Puntualmente, he visto a candidatos, por ejemplo, de la comunidad LGBTI, que son positivos activistas de marchas, que tienen perfil artístico, pero que poco o nada de pronunciamientos sobre asuntos trascendentales de la ciudad o del departamento…

 

Por: Juan Carlos Zamora

Lo importante de la “democracia” es su participación, elegir y ser elegido. Ya, a pocos días de las elecciones locales y seccionales, son variadas las alternativas que tienen los ciudadanos para votar, con lo cual, desde mi visión, no hay excusa para eludir ese deber.

Lo que me inquieta es que en este panorama variopinto favorable hay candidatos “ligeros” que tienen buenas intenciones desde lo político, ético, ambiental, artístico, cultural o social, el problema es que de buenas intenciones está empedrado el infierno.

La invitación es a que fortalezcan sus conocimientos en Administración Pública, en Derecho y claro, saber las mañas, pero no implementarlas, porque de lo contrario los caciques que ya les llevan ventaja se los van a comer vivos. Infortunadamente, por desconocimiento incurren en faltas disciplinarias que pueden dar al traste con sus labores.

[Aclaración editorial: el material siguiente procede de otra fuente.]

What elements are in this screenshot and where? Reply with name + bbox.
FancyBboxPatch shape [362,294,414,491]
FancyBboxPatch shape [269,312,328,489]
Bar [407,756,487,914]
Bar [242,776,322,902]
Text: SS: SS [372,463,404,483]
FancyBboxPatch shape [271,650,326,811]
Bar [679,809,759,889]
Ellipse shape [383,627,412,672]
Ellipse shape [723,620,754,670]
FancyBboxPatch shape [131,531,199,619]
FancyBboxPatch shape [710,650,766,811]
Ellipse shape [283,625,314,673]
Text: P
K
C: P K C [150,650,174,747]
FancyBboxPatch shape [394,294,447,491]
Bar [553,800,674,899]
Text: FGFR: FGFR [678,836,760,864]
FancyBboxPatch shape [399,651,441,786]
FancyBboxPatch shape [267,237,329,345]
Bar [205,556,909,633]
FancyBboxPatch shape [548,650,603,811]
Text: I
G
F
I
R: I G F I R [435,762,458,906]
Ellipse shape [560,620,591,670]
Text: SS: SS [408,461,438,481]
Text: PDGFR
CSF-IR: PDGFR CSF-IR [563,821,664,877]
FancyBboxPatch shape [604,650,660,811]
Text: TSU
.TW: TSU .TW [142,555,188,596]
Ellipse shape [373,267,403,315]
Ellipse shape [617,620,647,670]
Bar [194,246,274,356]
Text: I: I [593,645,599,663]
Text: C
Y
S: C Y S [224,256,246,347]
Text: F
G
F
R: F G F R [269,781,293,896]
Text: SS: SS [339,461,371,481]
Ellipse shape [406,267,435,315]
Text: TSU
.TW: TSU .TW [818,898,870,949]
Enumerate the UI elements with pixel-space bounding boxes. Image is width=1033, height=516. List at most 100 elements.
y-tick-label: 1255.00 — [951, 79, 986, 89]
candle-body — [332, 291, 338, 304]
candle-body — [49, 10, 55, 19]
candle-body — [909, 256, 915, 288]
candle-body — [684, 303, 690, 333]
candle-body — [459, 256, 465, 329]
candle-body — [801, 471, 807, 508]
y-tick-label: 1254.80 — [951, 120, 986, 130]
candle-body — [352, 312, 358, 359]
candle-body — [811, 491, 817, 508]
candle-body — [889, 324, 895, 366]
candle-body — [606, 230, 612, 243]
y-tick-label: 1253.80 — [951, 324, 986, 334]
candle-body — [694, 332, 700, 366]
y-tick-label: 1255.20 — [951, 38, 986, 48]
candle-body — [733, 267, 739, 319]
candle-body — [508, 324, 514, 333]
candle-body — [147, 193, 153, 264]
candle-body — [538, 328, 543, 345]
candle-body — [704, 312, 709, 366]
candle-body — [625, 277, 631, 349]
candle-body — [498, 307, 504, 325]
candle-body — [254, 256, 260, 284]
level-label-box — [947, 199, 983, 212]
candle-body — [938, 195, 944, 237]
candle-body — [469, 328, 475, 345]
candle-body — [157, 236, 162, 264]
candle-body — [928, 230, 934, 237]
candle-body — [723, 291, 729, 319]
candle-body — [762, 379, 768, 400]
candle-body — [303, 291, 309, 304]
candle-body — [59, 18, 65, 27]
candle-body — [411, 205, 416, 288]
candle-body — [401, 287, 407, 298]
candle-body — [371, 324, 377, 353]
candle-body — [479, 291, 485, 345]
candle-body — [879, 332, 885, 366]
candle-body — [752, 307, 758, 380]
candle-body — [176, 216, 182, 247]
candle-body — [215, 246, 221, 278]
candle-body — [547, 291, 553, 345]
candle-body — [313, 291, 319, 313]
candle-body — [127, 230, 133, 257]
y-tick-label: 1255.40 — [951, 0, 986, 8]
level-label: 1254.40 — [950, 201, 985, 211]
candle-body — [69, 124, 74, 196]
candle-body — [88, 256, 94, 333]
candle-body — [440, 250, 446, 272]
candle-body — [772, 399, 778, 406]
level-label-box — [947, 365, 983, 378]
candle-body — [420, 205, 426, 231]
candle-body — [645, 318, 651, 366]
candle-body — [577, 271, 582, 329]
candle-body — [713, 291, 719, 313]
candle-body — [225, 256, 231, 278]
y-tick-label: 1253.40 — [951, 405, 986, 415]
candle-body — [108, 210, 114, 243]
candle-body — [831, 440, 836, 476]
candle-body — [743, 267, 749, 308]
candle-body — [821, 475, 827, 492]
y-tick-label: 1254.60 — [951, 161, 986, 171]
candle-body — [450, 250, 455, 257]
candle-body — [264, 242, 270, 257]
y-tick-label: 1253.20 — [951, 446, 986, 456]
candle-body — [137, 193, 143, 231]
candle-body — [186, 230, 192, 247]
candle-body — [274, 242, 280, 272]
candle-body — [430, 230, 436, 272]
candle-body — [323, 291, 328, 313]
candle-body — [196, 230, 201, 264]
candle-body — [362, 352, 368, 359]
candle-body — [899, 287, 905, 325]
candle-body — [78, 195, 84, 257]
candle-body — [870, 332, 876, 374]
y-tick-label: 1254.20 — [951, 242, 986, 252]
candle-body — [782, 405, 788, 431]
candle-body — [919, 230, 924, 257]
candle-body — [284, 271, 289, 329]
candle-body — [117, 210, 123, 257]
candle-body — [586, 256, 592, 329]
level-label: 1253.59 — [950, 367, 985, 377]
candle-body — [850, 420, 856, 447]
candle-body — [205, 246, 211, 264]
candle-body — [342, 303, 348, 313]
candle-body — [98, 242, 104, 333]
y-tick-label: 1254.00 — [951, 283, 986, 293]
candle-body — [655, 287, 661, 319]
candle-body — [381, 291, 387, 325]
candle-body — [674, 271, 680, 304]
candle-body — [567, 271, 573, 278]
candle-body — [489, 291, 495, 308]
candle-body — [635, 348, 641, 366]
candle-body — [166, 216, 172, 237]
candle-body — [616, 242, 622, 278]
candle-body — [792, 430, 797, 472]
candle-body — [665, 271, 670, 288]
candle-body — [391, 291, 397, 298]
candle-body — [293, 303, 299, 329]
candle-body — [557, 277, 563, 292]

Puntualmente, he visto a candidatos, por ejemplo, de la comunidad LGBTI, que son positivos activistas de marchas, que tienen perfil artístico, pero que poco o nada de pronunciamientos sobre asuntos trascendentales de la ciudad o del departamento, es decir, da la sensación que van a ir a trabajar por su rosca, a pasarla bueno, a tener un escaño más para su hoja de vida, por experiencia laboral, o por ego, en pocas palabras, se pierde ese espacio que era considerado de renovación.

Por otro lado, hay otros con tendencias en materia educativa, de emprendimiento y artística, que tienen propuestas positivas, pero que presupuestalmente se sabe que no serán realizables. Abrir cupos para educación superior gratuita pagada con recursos de los departamentos o de los municipios no es tan fácil; que construyan un escenario deportivo o cultural, a veces no es necesarios, porque espacios los hay, simplemente no se utilizan como debe ser y los esfuerzos de la gestión se quedan en el cemento y no en la formación de tejido social, es decir, en el desarrollo humano.

Con lo anterior, no estoy siendo pesimista, por el contrario, se vale soñar, la invitación es a que los aspirantes realicen una reingeniería a sus propuestas, que sean más realistas, que sean realizables. Porque se convierten en utopías y más con la escasez de recursos o peor si están en la oposición. Que no sólo piensen en su nicho, sino en el interés colectivo, que ejerzan su control político con responsabilidad y disciplina.

Y es que mientras unos piensan en utopías y luchan contra los molinos de viento, otros, los más avezados, en la realidad están mirando como meterle micos a los proyectos y beneficiarse o beneficiar a unos pocos a costillas del interés general. Con este panorama, es mejor tener los taches arriba y estar a la defensiva.

Porque si son las nuevas caras, la renovación, el compromiso, va mucho más allá, porque llevan a cuestas la ilusión de unas personas que creyeron en ellos, que aspiran y esperan que se generen realmente cambios; de lo contrario, la desazón va a ser mayor, porque queda el sinsabor de que siguieron los mismos con las mismas.